Two years later I played Pinocchio in our 6th grade play. Star of the show I was, what with being Mrs. Webb's favorite actor and all. It gave me a big head. Seriously, I have a head the size of a watermelon.
One of the miscellaneous children in the Pinocchio play was my childhood neighbor, Steve Wilhite, who had one big line - something about "Look there's a star!" He was supposed to point toward the back of the room as he said it. Steve argued with Mrs. Webb that we should hang a star back there because everyone would turn around and look for one.
She apparently didn't have a lot of faith in Steve's acting ability and told him dismissively, "No one's going to turn around and look for a star."
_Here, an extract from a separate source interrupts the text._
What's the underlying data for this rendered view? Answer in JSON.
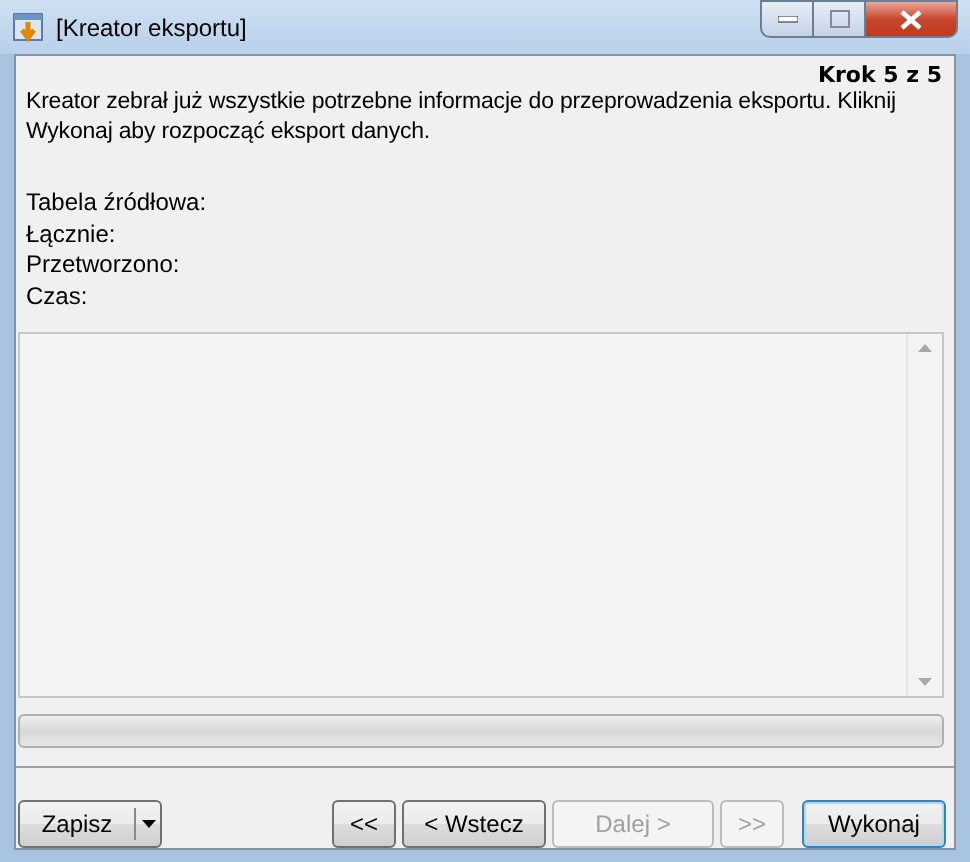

Steve's judgment was later vindicated during the actual production when he delivered his big line, pointed and EVERY SINGLE PERSON IN THE AUDIENCE TURNED AROUND TO LOOK FOR THE STAR (including Mrs. Webb and Mr. Pauly, the principal, who later was overheard to say, "They should have put a star back there on the wall or something.")! I don't know about Steve, but I'd have felt pretty good about my acting skills right at that moment.
Later I went on to play Merlin in a community theater production of Camelot and nearly got blown up by a special effect. I said an unfortunate word, which the microphone I was wearing picked up and delivered clearly to the audience. That word was NOT in the original Lehrner and Lowe script. The Cleburne Times Review entertainment writer who was there that night was overheard to say, "Was that in the script?"
It is the moment my wife likes to remind me of whenever I get the acting bug and start talking about doing community theater again.
Ah, well. At my age, one must be content with past glories.